Finance Minister Nirmala Sitharaman introduced The Taxation Laws (Amendment) Bill, 2021 in the Lok Sabha, which seeks to withdraw tax demands made on indirect transfer of Indian assets prior to May 28, 2012.
It is also proposed to refund the amount paid in these cases without any interest thereon. This bill impacts retro tax cases of at least two big companies -- Cairn Energy Plc and Vodafone Group of UK. Both firms had won international arbitrations against levy of retrospective taxes on them.
“Bill proposes to amend IT Act, so as to provide that no tax demand shall be raised in future on basis of said retrospective amendment for any indirect transfer of Indian assets if transaction before 28th May, 2012," said government.
"In the past few years, major reforms have been initiated in the financial and infrastructure sector which has created a positive environment for investment in the country. However, this retrospective clarificatory amendment and consequent demand created in a few cases continues to be a sore point with potential investors. The country today stands at a juncture when quick recovery of the economy after the COVID-19 pandemic is the need of the hour and foreign investment has an important role to play in promoting faster economic growth and employment," government further said.

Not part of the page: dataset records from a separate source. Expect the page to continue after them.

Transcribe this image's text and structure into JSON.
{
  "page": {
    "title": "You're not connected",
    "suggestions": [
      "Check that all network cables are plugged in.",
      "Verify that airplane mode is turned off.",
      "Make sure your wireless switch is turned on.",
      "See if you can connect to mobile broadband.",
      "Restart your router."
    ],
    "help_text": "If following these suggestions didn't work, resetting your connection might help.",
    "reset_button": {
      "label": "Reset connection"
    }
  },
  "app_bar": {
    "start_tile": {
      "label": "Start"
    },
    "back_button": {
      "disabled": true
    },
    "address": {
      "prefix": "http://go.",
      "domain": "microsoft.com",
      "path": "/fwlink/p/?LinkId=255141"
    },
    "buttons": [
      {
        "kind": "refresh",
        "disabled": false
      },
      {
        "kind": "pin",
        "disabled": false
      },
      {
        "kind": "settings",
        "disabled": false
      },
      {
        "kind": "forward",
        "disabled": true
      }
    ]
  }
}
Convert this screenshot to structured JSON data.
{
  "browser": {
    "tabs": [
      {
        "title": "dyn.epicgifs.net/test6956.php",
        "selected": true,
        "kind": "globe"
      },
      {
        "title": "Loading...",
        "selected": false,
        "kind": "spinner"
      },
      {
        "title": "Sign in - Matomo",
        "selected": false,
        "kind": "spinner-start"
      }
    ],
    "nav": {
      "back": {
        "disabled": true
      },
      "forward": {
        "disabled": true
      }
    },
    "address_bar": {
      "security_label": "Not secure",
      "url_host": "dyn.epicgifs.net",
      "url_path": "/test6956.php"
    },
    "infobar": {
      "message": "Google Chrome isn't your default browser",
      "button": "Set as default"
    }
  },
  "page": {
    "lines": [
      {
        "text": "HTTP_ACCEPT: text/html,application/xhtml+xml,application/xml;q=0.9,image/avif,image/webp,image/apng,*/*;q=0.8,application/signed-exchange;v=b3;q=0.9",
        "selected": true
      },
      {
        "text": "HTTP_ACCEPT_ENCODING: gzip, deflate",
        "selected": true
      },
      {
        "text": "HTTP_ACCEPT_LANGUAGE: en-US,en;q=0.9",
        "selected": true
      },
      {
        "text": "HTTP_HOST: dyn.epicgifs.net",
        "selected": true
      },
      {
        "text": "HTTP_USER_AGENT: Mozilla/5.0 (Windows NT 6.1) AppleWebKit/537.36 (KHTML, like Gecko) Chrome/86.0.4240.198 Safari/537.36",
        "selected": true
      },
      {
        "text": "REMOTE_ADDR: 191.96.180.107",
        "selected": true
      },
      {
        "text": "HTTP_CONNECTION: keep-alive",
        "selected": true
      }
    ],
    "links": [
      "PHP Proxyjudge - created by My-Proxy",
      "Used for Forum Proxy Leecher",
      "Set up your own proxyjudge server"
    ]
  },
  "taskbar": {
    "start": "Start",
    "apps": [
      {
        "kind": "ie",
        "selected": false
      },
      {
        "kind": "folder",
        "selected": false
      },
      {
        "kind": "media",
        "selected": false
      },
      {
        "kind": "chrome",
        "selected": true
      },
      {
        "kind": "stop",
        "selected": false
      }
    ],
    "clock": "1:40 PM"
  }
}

In 2012, after the Supreme Court ruled that the Vodafone Group’s interpretation of the Income-Tax Act of 1961 was correct, and that it did not have to pay any taxes on the stake purchase, then Finance Minister Pranab Mukherjee circumvented the ruling by proposing an amendment to the Finance Act, which gave the I-T Department power to retrospectively tax such deals.
The Act was passed by Parliament that year, and the onus of paying the tax fell back on Vodafone. The same Act was used to tax Cairn Energy Plc’s transfer of shares as well.
Cairn, a Scottish firm, invested in the oil and gas sector in India in 1994 and a decade later it made a huge oil discovery in Rajasthan. In 2006 it listed its Indian assets on the BSE. Five years after that the government passed a retroactive tax law and billed Cairn Rs 10,247 crore plus interest and penalty for the reorganisation tied to the flotation.
The state then expropriated and liquidated Cairn's remaining shares in the Indian entity, seized dividends and withheld tax refunds to recover a part of the demand.
Cairn challenged the move before an arbitration tribunal in The Hague, which in December awarded it $1.2 billion (over Rs 8,800 crore) plus costs and interest, which totals $1.725 million (Rs 12,600 crore) as of December 2020.
The company, which previously said the ruling was binding and enforceable under international treaty law, has been since then courting Indian government officials to get the money paid. But the government has not agreed to pay.